The name Nydia recalls the character created by Bulwer-Lytton in his The Last Days of Pompei when the local priest refused a baptism with a pagan name so that Nydia had to be baptized as Laura.
Nydia grew up in the huerta landscape, in which life translates itself in a strong luminous atmosphere and in the bright colors of rice fields and of orange and lemon trees.
Everything that her sensitiveness kept accumulating in youth manifested itself in her affection for painting.
Nydia Lozano’s first works were landscapes depicting Alginet and the places that her family used to visit in the summertime, places like Torremanzanas in the Sierra de Alcoy; she also painted portraits of her friends and relatives.
When her father noticed the intensity of her affection for painting he visited José Espert in order to know his opinion of her drawings.
The Alginet master José Espert had inherited the vision of the great Valencian School, just as Romero Ressendi (who was a friend of his) had defined the evolution of Andalusian painting.
Espert was impressed with the drawings and invited José Lozano to bring his daughter to his atelier.
Nydia spent many hours there watching the master paint and listening to his opinions about painting.
She learned much more than a technique; she learned the way to look and to understand; she learned the concept of pictorial synthesis that the 19th century masters had achieved and that in the early 60s, after the deaths of Manuel Benedito and Salvador Tuset (to name two valencian masters, both Sorolla’s disciples) had fallen into oblivion and conscious neglect.
Actually, the movement to adopt in Spain the artistic trends developing in the United States and Europe had one of its main points of focus in Valencia with Estampa Popular and later the renowned Equipo Crónica.
At that time, finding someone who quoted Sargent, Zorn, Laszló, Pinazo or Sorolla was almost impossible, but Espert had no need to prove to anyone his modernity and through him one came to understand the significance of this new historical movement in all of its various dimensions.
In 1965, Nydia Lozano entered the San Carlos Fine Arts School of Valencia, where she met her husband-to-be, the painter Leopoldo Sánchez.
The School (now a Faculty of the Polytechnic University) was then located in the ancient Convent of El Carmen.
Among their professors were the two great figures of post-war Valencian painting: Genaro Lahuerta and Francisco Lozano, although José Ros or Calatayud, who loved their students as much as painting, figured as more influential teachers.
During the years spent at the School, Nydia and Leopoldo came in contact with the avantgarde, then the commanding artistic presence: Equipo Crónica, José Iturralde, Eusebio Sempere, Fernando Zóbel, Gustavo Torner, etc.

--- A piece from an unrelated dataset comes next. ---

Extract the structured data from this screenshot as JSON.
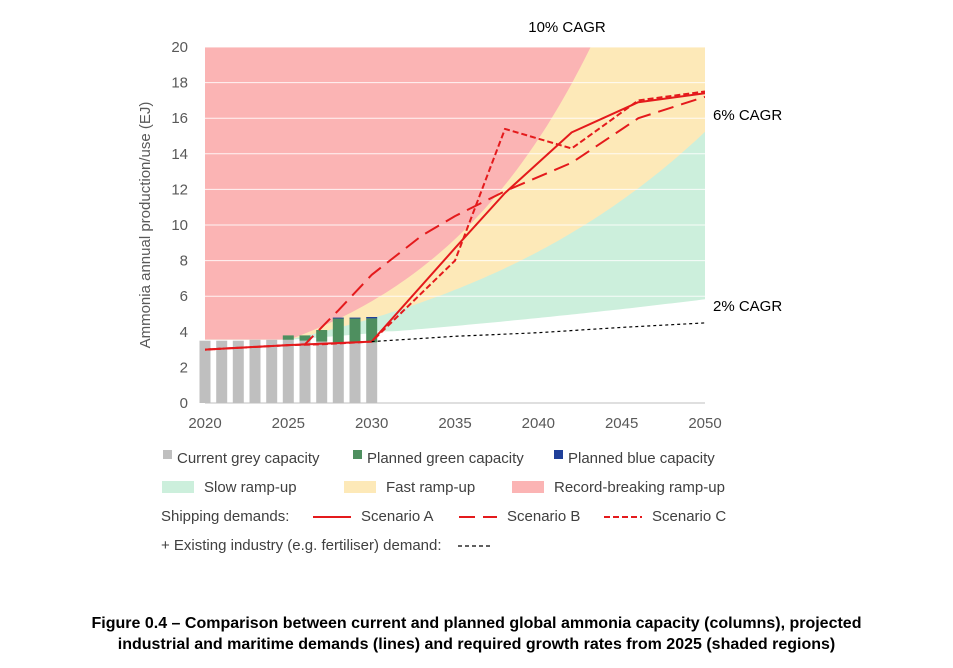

Their first exhibition was a collective showing with Vicente Silvestre at the Ateneo Mercantil of Valencia in January, 1969. Around that time Nydia won several awards such as the Ciudad de Játiva in 1965, the Caja de Ahorros del Sureste Plastic Arts Biennal Medal in 1968 and, in the same year, the Education and Science Ministery Silver Medal which granted her a stipend in order to paint in Segovia. In 1970 she was awarded a grant in Rome by the Castellblanch Foundation.

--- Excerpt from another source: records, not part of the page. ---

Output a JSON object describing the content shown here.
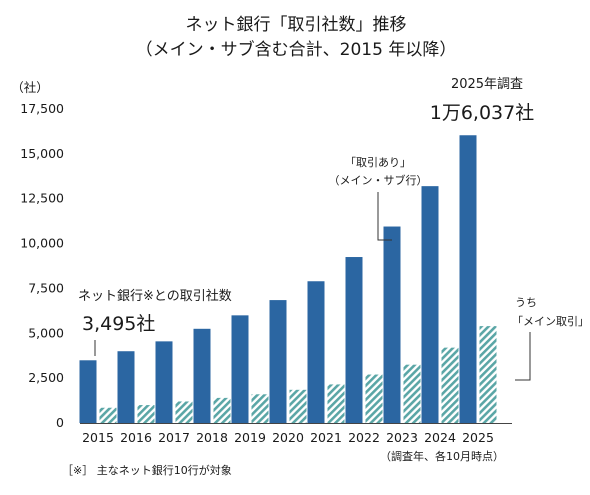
{
  "chart_data": {
    "type": "bar",
    "title_lines": [
      "ネット銀行「取引社数」推移",
      "（メイン・サブ含む合計、2015 年以降）"
    ],
    "y_unit_label": "（社）",
    "ylim": [
      0,
      17500
    ],
    "y_ticks": [
      0,
      2500,
      5000,
      7500,
      10000,
      12500,
      15000,
      17500
    ],
    "y_tick_labels": [
      "0",
      "2,500",
      "5,000",
      "7,500",
      "10,000",
      "12,500",
      "15,000",
      "17,500"
    ],
    "categories": [
      "2015",
      "2016",
      "2017",
      "2018",
      "2019",
      "2020",
      "2021",
      "2022",
      "2023",
      "2024",
      "2025"
    ],
    "series": [
      {
        "name": "取引あり（メイン・サブ行）",
        "color": "#2b66a2",
        "values": [
          3495,
          4000,
          4550,
          5250,
          6000,
          6850,
          7900,
          9250,
          10950,
          13200,
          16037
        ]
      },
      {
        "name": "うち「メイン取引」",
        "color": "#5aa6a6",
        "values": [
          850,
          1000,
          1200,
          1400,
          1600,
          1850,
          2150,
          2700,
          3250,
          4200,
          5400
        ]
      }
    ],
    "annotations": {
      "label_2015_line1": "ネット銀行※との取引社数",
      "label_2015_value": "3,495社",
      "label_2025_line1": "2025年調査",
      "label_2025_value": "1万6,037社",
      "label_total_line1": "「取引あり」",
      "label_total_line2": "（メイン・サブ行）",
      "label_main_line1": "うち",
      "label_main_line2": "「メイン取引」",
      "survey_note": "（調査年、各10月時点）",
      "footnote": "［※］ 主なネット銀行10行が対象"
    },
    "grid": false,
    "legend": "none"
  }
}
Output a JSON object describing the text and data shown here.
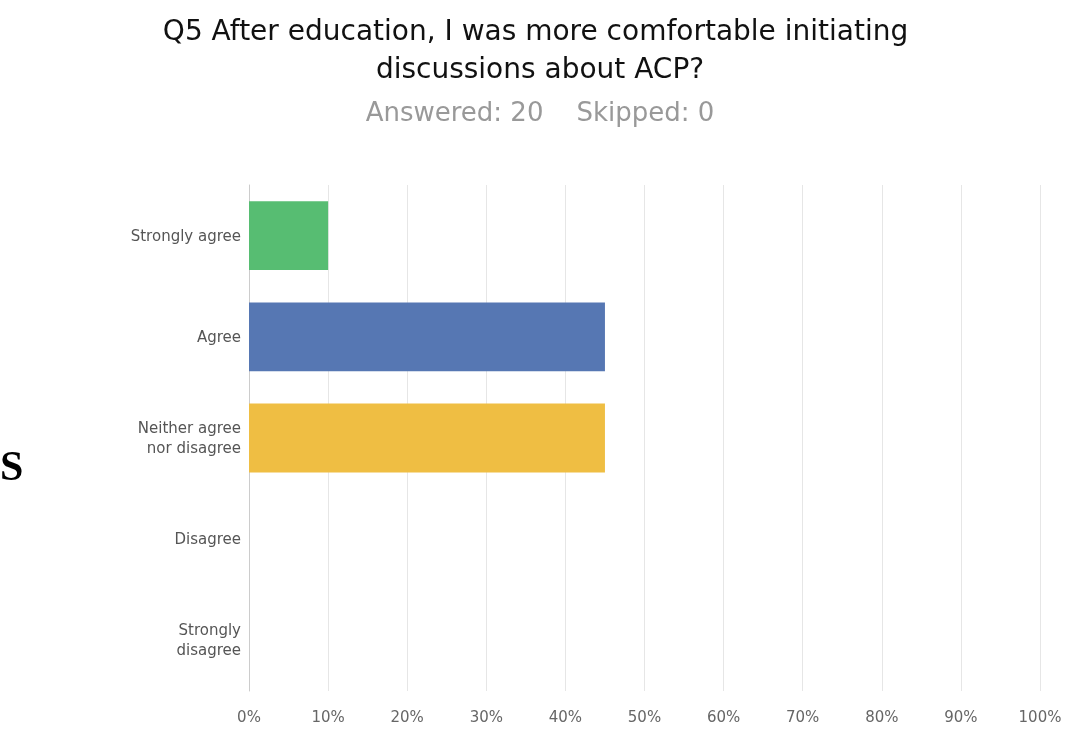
{
  "chart_data": {
    "type": "bar",
    "orientation": "horizontal",
    "title": "Q5 After education, I was more comfortable initiating discussions about ACP?",
    "subtitle": "Answered: 20    Skipped: 0",
    "categories": [
      "Strongly agree",
      "Agree",
      "Neither agree\nnor disagree",
      "Disagree",
      "Strongly\ndisagree"
    ],
    "values": [
      10,
      45,
      45,
      0,
      0
    ],
    "colors": [
      "#57bd72",
      "#5677b3",
      "#efbe43",
      "#e06c6c",
      "#8e6cc0"
    ],
    "xlim": [
      0,
      100
    ],
    "xticks": [
      {
        "value": 0,
        "label": "0%"
      },
      {
        "value": 10,
        "label": "10%"
      },
      {
        "value": 20,
        "label": "20%"
      },
      {
        "value": 30,
        "label": "30%"
      },
      {
        "value": 40,
        "label": "40%"
      },
      {
        "value": 50,
        "label": "50%"
      },
      {
        "value": 60,
        "label": "60%"
      },
      {
        "value": 70,
        "label": "70%"
      },
      {
        "value": 80,
        "label": "80%"
      },
      {
        "value": 90,
        "label": "90%"
      },
      {
        "value": 100,
        "label": "100%"
      }
    ],
    "grid": "x",
    "annotations": [
      "S"
    ]
  }
}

After finishing their studies in 1971, Nydia Lozano and Leopoldo Sánchez got married, leaving Valencia for Barcelona in 1974.
From there they began an exhibiting carreer all over Spain: Madrid (Ingres and Zúccaro galleries, Mellado in San Lorenzo del Escorial and Patto’s in Becerril de la Sierra), Valencia (Benlliure, Puchol and Pizarro), Bilbao (Iris), Barcelona (Segura Viudas) and other Spanish capitals such as Zaragoza, Burgos, Logroño, Albacete or Málaga.
While living in Barcelona, Nydia and Leopoldo made numerous travels around Spain which often served as a thematic source for their pictures.
They felt especially attracted by the life and the landscapes of the Andalusian province of Cádiz, acquiring a house in the town of Vejer de la Frontera.
In the summer of 1991, they settled in Galifa, a small valley in Murcia’s southern coast.
From there they continued their work exhibiting in galleries in Spain and abroad: Ambassador Galleries in New York, Adamson-Duvannes Gallery in Los Angeles and Simic-New Renaissance in Carmel-by-the-Sea, California and Addison in Boca Raton, Florida, as well as in the galleries Espace Raub in Brest, Euroarte in Lisbon and Inter Arte in Porto.
In Spain they have been invited to participate in several art fairs such as Artexpo (Barcelona), Interarte (Valencia) and Artesantander (Santander).
In 1996, together with their friend Philippe Martin, they founded in Murcia La Galería de Arte Convard, filling thereby the need for a gallery devoted to Spanish realist art.